The Invasive Species Risk
Native plants, mammals, fish, mollusks, insects, and many other types of terrestrial and aquatic species, generally co-exist within native habitats, maintaining a balance of food, shelter, and predation.
When a new species is introduced it is considered “non-native.” These non-native species can, but do not always, wreak havoc. Non-native species may exist alongside native species, but each alters the native habitat in some way. Non-native species examples might include the introduction of a sport fish, such as the small mouth bass to rivers and streams where it is not natively found, or the broad variety of plants, shrubs, and trees found at landscape nurseries or available online.
“Invasive species” are non-native species that have detrimental impact on ecosystems and native species. Invasive species vigorously compete for food and shelter resources and prey on native species. Ill-equipped to defend against the invasive predators, native species are at risk.
Invasive species are often spread through innocuous actions or activities like boating, fishing, land development, or the transport of firewood. Other examples include the release of aquarium pets into a local lake or waterway; planting invasive vines which spread quickly and smother native plants, trees, and habitats; or the use of insects like the Chinese praying mantis to control other garden or agricultural pests.
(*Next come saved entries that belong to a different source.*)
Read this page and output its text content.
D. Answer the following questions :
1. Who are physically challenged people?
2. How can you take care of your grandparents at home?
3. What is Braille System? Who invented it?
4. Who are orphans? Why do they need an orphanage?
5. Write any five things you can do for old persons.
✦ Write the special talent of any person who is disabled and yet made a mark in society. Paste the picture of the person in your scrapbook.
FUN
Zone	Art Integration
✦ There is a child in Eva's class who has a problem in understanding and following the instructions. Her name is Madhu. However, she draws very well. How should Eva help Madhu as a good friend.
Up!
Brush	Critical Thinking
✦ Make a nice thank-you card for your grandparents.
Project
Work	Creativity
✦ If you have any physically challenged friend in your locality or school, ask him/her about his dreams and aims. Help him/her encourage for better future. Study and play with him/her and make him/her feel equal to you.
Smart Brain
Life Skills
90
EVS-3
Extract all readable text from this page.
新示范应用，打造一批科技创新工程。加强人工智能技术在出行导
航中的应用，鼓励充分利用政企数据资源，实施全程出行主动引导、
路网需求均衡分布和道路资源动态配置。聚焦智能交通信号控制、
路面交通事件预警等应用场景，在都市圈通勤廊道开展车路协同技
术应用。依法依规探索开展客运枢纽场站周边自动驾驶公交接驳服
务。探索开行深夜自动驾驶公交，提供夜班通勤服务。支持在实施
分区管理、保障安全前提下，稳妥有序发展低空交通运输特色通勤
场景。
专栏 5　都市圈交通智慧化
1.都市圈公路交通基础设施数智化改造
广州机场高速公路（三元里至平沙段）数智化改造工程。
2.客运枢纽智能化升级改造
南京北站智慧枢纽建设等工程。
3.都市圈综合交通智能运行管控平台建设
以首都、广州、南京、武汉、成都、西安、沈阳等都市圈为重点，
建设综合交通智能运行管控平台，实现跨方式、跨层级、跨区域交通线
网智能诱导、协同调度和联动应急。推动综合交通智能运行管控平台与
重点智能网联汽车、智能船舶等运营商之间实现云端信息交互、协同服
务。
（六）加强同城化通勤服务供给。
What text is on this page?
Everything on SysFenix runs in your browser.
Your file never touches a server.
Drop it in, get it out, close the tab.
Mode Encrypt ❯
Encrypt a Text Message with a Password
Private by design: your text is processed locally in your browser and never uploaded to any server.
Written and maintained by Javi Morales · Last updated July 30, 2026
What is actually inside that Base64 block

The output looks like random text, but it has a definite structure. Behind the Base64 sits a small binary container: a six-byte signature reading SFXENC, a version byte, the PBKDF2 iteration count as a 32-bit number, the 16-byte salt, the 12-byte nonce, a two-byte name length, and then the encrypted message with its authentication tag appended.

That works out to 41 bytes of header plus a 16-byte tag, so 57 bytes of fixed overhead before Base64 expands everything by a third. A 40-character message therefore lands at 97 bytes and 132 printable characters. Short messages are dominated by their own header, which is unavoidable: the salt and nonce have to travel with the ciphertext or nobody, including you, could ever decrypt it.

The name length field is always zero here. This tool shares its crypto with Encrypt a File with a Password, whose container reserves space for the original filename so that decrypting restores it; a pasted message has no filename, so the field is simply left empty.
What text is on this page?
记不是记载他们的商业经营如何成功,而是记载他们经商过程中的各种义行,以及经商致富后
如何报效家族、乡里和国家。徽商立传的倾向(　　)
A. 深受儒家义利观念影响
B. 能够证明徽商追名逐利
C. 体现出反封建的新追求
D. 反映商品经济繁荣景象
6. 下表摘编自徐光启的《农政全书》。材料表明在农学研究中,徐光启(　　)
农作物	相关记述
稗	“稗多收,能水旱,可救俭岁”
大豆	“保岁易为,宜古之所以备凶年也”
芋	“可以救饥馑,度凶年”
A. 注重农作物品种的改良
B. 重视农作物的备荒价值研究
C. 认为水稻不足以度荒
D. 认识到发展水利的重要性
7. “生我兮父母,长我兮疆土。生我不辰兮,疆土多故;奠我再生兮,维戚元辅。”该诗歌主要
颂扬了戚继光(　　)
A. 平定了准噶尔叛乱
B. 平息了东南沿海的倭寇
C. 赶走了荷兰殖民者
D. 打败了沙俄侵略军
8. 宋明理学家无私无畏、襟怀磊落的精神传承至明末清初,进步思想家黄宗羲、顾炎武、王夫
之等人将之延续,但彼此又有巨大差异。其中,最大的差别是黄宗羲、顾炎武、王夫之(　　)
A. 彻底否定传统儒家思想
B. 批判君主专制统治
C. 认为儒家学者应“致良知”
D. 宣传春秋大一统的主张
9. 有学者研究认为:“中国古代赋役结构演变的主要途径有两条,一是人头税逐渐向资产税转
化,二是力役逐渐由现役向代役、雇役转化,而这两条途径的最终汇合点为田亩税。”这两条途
No matter how they arrive, invasive terrestrial and aquatic species are hitchhiking their way across Pennsylvania and beyond and controlling and/or eradicating them is expensive. Pennsylvania Sea Grant works with partners and resource managers across the state by providing training, outreach and educational materials, and programs for communities and landowners – all in an effort to reduce the spread and stop the invasive hitchhikers.